Omran al-Dhiab, also a farmer from al-Shuhail, stated that he repeatedly called on the Autonomous Administration and international and local organizations to intervene to prevent the increase in soil salinity, and he received many promises, but none of them were implemented on the ground, he told Enab Baladi.
The AANES did not respond through official digital contacts to Enab Baladi’s questions in this regard.
Are there solutions?
Agricultural engineer Khalaf al-Hanshoul believes that soil salinity is considered one of the most important indicators that can be monitored in the region and that there are areas of land that will become unsuitable for agriculture in the future.
He said that the areas of land with high salinity between the towns of Dhiban and al-Shuhail, passing through al-Hawaij, fall within the scope of work of the “Sixth Irrigation Sector” in the eastern countryside of Deir Ezzor, with an area of about 23,000 dunams.
This sector was previously well-produced agricultural land, but due to the surrounding conditions, the practice of simple and unscientific agricultural work, and technical errors, these lands turned into relatively uncultivable areas.

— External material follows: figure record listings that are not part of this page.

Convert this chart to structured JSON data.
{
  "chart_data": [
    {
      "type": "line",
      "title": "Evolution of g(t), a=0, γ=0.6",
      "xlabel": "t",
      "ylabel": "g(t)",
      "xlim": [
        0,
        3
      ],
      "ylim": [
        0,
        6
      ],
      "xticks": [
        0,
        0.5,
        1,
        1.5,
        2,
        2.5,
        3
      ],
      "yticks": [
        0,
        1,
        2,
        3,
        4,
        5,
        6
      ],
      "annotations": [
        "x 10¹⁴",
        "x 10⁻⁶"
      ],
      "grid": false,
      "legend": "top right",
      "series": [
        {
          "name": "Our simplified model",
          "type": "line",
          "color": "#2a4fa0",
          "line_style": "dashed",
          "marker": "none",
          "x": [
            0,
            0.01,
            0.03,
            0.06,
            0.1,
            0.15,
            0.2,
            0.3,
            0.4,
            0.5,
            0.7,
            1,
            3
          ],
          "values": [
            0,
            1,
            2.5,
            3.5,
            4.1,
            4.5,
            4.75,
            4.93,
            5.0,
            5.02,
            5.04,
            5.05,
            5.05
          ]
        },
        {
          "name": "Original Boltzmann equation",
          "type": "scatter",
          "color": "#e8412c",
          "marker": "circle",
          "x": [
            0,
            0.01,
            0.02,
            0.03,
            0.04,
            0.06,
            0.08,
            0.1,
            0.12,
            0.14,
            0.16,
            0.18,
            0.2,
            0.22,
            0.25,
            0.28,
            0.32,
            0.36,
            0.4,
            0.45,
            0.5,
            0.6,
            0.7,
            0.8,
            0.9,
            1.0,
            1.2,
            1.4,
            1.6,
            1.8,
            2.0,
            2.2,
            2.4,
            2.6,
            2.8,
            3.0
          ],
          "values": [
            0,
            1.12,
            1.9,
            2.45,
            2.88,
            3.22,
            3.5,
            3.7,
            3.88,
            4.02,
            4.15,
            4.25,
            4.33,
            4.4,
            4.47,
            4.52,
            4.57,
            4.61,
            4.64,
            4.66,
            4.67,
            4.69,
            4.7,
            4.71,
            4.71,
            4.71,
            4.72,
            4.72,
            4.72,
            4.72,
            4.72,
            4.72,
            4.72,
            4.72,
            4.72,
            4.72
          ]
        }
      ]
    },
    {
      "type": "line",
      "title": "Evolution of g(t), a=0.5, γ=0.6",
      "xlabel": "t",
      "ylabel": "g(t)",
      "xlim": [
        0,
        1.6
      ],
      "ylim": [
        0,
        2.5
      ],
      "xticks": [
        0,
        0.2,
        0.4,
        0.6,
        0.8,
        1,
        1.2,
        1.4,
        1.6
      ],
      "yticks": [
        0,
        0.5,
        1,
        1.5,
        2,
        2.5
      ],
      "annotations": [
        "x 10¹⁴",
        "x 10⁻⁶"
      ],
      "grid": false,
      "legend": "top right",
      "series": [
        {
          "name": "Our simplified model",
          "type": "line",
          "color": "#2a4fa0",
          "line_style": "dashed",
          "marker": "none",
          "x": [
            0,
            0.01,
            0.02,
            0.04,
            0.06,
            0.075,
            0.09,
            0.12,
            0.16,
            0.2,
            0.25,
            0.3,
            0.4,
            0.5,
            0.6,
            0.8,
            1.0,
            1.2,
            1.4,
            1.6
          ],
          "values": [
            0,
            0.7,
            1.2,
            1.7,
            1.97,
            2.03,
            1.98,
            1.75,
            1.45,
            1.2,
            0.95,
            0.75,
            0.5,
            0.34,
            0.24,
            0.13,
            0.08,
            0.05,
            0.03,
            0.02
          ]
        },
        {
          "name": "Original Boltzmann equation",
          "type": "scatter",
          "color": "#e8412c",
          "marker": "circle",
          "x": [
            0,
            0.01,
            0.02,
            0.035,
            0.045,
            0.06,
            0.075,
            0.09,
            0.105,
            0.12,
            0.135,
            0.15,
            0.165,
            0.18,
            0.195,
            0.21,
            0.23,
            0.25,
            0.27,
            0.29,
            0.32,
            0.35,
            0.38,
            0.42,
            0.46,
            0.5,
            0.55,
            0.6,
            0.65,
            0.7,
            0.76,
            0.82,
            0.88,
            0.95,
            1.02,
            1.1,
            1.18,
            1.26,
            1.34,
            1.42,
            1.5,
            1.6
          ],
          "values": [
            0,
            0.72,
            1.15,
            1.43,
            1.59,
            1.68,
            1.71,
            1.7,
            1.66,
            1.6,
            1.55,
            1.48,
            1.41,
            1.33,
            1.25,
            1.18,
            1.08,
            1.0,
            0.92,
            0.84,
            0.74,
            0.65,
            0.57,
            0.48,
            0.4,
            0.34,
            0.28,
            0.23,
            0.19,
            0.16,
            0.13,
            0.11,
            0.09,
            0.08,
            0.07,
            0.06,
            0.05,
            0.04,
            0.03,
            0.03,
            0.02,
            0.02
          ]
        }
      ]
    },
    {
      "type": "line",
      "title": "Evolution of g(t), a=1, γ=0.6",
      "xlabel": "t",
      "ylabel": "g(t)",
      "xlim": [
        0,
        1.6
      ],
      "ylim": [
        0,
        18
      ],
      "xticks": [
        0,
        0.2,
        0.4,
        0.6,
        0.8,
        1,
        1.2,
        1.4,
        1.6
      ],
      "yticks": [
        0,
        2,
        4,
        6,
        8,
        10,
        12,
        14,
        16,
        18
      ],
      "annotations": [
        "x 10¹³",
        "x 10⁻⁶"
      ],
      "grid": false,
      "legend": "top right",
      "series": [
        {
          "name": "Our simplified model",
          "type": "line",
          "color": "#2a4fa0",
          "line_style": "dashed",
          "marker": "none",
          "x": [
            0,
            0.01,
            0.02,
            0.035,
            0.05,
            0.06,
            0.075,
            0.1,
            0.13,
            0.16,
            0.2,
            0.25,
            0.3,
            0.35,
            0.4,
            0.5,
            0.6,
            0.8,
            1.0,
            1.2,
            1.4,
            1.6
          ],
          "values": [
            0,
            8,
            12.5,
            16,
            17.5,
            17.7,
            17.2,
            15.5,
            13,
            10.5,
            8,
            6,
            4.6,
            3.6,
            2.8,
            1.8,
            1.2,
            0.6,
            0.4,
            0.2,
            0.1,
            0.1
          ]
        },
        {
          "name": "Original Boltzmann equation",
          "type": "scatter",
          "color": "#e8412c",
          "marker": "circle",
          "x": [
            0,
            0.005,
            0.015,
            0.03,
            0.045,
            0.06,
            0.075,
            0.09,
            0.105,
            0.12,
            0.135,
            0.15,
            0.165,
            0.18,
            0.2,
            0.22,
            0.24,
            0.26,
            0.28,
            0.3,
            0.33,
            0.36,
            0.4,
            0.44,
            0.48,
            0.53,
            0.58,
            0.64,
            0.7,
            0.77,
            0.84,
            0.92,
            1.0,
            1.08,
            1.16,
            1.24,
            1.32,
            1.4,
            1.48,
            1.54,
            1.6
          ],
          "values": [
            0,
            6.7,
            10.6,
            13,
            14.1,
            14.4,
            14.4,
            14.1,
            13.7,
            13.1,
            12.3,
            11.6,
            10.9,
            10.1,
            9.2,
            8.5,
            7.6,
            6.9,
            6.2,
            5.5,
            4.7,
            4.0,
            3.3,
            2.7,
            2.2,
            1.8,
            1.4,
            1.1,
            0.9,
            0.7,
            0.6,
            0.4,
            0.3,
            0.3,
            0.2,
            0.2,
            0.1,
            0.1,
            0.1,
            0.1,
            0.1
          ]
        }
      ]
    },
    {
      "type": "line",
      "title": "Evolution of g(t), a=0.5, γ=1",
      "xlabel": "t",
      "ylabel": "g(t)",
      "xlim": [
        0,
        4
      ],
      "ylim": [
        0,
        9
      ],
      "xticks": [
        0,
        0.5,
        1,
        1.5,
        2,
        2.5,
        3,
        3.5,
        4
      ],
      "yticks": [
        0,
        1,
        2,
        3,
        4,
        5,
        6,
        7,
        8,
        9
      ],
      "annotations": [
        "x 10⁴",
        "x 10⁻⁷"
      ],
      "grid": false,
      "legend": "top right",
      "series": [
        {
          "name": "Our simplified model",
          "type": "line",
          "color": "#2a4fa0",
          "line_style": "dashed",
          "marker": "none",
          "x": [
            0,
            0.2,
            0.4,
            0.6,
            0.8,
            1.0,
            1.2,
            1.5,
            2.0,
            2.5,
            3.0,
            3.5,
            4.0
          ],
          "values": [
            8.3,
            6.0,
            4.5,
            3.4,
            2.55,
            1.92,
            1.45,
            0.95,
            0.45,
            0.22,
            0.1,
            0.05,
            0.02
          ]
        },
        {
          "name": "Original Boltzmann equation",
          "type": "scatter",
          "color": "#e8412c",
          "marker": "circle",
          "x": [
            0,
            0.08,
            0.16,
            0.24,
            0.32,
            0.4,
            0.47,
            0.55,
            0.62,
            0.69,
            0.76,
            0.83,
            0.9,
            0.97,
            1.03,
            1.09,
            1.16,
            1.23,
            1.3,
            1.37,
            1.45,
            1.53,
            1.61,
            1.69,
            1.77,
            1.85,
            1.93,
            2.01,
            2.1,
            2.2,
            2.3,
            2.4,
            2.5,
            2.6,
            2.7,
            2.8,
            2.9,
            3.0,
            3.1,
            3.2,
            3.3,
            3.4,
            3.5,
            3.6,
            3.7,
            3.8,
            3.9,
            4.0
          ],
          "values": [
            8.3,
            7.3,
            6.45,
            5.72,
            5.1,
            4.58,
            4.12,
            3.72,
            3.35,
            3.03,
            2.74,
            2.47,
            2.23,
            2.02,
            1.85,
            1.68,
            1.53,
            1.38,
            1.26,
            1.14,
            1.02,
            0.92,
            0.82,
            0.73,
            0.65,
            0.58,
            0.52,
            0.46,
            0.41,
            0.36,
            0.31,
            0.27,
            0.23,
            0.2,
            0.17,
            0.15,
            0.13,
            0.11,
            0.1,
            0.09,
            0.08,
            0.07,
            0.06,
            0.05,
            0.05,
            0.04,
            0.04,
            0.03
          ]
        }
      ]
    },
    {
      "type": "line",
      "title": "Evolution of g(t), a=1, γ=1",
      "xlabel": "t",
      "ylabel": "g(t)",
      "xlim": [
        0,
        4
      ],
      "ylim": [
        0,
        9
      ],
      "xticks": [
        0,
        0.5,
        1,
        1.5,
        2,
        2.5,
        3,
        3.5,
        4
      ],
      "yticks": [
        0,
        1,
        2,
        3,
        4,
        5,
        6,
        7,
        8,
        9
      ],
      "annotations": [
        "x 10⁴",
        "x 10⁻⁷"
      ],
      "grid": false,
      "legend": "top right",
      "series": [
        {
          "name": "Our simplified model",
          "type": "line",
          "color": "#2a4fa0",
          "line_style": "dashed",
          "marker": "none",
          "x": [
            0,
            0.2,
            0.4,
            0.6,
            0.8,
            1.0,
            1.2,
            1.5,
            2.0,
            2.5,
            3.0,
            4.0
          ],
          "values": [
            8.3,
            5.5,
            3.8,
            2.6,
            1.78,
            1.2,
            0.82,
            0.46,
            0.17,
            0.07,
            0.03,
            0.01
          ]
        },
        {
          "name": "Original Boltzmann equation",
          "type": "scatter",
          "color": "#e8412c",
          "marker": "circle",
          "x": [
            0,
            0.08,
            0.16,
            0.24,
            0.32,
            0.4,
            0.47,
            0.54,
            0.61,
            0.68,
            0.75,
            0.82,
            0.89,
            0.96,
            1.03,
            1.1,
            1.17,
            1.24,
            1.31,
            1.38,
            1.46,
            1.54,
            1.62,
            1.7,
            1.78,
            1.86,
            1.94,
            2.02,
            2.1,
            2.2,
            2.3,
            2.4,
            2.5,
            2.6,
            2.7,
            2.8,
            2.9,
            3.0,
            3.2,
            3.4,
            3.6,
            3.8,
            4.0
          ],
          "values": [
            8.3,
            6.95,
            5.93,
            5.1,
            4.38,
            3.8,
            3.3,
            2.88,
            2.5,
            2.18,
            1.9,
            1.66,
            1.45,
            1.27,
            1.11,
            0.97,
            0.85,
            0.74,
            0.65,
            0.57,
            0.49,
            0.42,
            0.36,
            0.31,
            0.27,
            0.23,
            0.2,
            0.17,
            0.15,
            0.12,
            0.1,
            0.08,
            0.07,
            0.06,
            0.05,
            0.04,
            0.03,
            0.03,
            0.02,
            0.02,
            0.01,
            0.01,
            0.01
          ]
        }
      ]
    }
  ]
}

He added that the solutions to restore fertility to these areas lie in cleaning the main and subsidiary agricultural drains, repairing and operating vertical drainage wells, expanding the encroached horizontal drains, cleaning the sewers in them, and most importantly, rationalizing the use of irrigation water for single irrigation, and not following the flood irrigation method.
Al-Hanshoul said that the region’s farmers must plant suitable and salt-resistant plants such as Sesbania, barley, sugar beet, clover, rye, and bonicam.
He also advised using special tillage methods suitable for salty lands, in addition to washing the lands, calculating the amounts of water added to the plant’s needs periodically, and following modern irrigation methods in agriculture, such as long irrigation lines.